In many workplaces—especially in tech and business—you’ll hear:
“I don’t want to play politics—I just want to do the work.”
It’s a comforting thought. Politics is often seen as a dirty word, conjuring up images of drama, power struggles, and intrigue. The solution seems simple: ignore the politics and focus on the goals. Unfortunately, this perspective is equal parts naive and dangerous, as it ignores the reality that everything is, to some extent, political.
That decision to ignore politics? It’s a political choice too, one that almost always supports the status quo. The status quo overwhelmingly favors those who hold power. Everyone else is left to navigate a system that often marginalizes their voices and concerns. To put it another way: silence is not neutrality—it’s complicity, which may not be the intent, but it is the outcome.

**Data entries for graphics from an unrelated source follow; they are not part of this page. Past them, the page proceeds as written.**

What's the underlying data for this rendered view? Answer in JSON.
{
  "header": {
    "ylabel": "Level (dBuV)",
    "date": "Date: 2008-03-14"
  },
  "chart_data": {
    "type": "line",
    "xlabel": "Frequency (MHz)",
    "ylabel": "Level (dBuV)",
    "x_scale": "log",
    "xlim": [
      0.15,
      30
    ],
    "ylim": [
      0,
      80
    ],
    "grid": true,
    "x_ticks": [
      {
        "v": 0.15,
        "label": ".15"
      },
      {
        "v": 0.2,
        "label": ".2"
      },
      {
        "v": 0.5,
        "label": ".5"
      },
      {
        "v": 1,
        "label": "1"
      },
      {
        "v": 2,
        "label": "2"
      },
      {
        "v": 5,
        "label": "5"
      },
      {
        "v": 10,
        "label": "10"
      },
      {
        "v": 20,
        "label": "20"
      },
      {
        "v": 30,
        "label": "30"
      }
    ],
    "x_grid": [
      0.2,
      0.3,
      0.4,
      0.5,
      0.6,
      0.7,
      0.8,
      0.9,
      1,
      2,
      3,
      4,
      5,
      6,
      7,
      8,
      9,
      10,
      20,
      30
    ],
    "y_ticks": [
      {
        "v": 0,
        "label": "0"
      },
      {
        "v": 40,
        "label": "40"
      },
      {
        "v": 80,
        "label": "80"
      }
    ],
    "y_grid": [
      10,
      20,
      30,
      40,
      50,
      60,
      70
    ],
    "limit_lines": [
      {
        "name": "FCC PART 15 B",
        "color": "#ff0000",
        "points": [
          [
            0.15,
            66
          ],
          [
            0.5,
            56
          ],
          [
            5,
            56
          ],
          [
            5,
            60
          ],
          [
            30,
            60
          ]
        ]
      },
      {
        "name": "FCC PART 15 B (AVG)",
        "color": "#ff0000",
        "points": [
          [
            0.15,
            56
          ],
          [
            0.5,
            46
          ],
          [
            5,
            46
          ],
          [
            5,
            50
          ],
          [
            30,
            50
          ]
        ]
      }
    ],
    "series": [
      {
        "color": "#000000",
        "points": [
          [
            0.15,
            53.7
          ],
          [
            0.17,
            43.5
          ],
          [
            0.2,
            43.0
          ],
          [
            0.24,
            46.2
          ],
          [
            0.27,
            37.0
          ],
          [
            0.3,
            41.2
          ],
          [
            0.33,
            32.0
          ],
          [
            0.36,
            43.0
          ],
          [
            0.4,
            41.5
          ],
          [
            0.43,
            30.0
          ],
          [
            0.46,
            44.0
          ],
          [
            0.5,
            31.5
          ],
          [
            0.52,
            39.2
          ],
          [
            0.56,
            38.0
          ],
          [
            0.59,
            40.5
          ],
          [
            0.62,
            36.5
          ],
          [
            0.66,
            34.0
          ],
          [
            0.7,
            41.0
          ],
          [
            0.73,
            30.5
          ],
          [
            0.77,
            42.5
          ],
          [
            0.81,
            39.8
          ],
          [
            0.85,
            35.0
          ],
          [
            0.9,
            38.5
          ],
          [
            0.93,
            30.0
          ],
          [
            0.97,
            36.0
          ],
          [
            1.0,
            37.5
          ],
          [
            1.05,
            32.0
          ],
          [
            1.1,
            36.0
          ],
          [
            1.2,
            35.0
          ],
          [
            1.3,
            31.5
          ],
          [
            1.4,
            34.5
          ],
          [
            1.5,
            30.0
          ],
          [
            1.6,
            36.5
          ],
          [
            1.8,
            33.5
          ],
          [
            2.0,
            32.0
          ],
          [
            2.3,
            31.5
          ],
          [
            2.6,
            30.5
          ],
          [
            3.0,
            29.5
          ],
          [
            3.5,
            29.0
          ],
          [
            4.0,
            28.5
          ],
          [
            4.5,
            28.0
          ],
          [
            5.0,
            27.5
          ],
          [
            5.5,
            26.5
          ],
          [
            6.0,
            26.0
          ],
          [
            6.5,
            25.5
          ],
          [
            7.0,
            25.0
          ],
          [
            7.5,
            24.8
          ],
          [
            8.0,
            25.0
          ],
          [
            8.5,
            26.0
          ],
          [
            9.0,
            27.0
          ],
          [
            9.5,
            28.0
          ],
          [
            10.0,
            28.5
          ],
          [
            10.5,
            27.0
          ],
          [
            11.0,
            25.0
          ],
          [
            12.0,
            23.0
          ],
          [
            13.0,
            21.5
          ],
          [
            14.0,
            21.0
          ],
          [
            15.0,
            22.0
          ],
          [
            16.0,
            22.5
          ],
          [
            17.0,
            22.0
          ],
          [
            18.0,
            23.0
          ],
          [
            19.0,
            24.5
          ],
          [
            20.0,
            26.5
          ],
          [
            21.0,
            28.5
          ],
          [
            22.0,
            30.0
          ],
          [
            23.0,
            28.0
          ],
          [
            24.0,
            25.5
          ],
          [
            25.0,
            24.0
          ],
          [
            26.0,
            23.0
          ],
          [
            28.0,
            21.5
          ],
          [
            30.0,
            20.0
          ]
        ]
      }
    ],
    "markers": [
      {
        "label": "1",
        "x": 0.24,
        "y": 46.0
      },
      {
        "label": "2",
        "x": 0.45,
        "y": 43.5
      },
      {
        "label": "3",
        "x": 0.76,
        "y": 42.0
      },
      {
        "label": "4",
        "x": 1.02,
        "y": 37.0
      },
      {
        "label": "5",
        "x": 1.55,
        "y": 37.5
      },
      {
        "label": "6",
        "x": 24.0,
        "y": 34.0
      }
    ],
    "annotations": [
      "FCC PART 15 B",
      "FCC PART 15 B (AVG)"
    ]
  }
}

The myth of being “apolitical” is particularly seductive in the tech world, where data and logic are often seen as the ultimate arbiters of truth. Decisions are expected to be objective and quantifiable, free from the messy influence of human values or interests.
Yet every decision made about product features, hiring practices, engineering direction, or workplace policies is inevitably shaped by values and priorities that reflect someone’s interests and power. In other words, the choices we make are never neutral; they are political, because they decide who gets heard, who benefits, and who is left out.
Politics, at its core, isn’t manipulation or scheming—it’s the process of sharing power, negotiating resources, and deciding collectively what matters. It’s about deliberation, compromise, and accountability. These aren’t bugs in organizational life—they’re necessary features.
I’ve seen this up close in formal politics, working on local campaigns for candidates and ballot issues. Politics there isn’t just about elections—it’s about listening to people, building coalitions, and acting as a proxy for those who’ve entrusted you with their voice. That same responsibility exists in many business roles, even if we don’t call it politics.
As a consultant, I learned quickly that the right technical answer isn’t enough. Success depends on aligning interests, addressing unspoken concerns, and getting buy-in. And as a project manager, the job is political by definition: you represent a cross-functional team, broker priorities, and speak for the group in higher-stakes rooms.
Even everyday choices carry weight. Choosing where to order lunch may seem trivial, but without a clear process, it often defaults to whoever has the loudest voice or the most senior title. That’s politics in action—just informal and unacknowledged.
More consequential decisions are no different. Choosing to prioritize a revenue-driving feature over a user-protecting one? That reflects values. Deciding what qualities make someone “promotable”? That shapes who belongs and who advances. These choices aren’t made in a vacuum—they reproduce power.
When companies say they “don’t do politics,” what they usually mean is that they’re comfortable with the current distribution of power. That, too, is a political stance.
Done well, politics is a tool for fairness, transparency, and inclusion. It creates room for hard conversations and shared ownership of the outcome. You see this in open source projects, where decisions are made publicly, arguments are hashed out in the open, and contributors—regardless of title—can influence direction.
You also see it in stories like Google’s Project Maven, where thousands of employees pushed leadership to reconsider military AI work. Or in the backlash to GitHub’s ICE contracts. Or in the persistent leadership gaps—like women holding just 28% of global tech jobs, or underrepresented minorities just 12% in the U.S.—which show how political choices shape access and opportunity.
Politics can stir emotions. That’s because it matters. Campaigns taught me that emotional stakes often mean people care deeply. In the workplace, the same is true. Ignoring those emotions doesn’t neutralize them—it just cedes the conversation to the most comfortable or most powerful.
Politics is already part of your working life. If you’re advocating for a better process, calling out an imbalance, or representing your team’s interest—you’re engaged in politics. You’re doing the work of building a more responsive and inclusive system.
For leaders, that means modeling transparency, staying open to challenge, and making space for competing perspectives. For everyone else, it means asking hard questions: Who benefits? Who’s missing? What assumptions are we operating under?
When we embrace politics instead of avoiding it, we don’t make things messier—we make them more honest. And in a world where the consequences of our decisions ripple far beyond the product or project, that’s exactly what we need.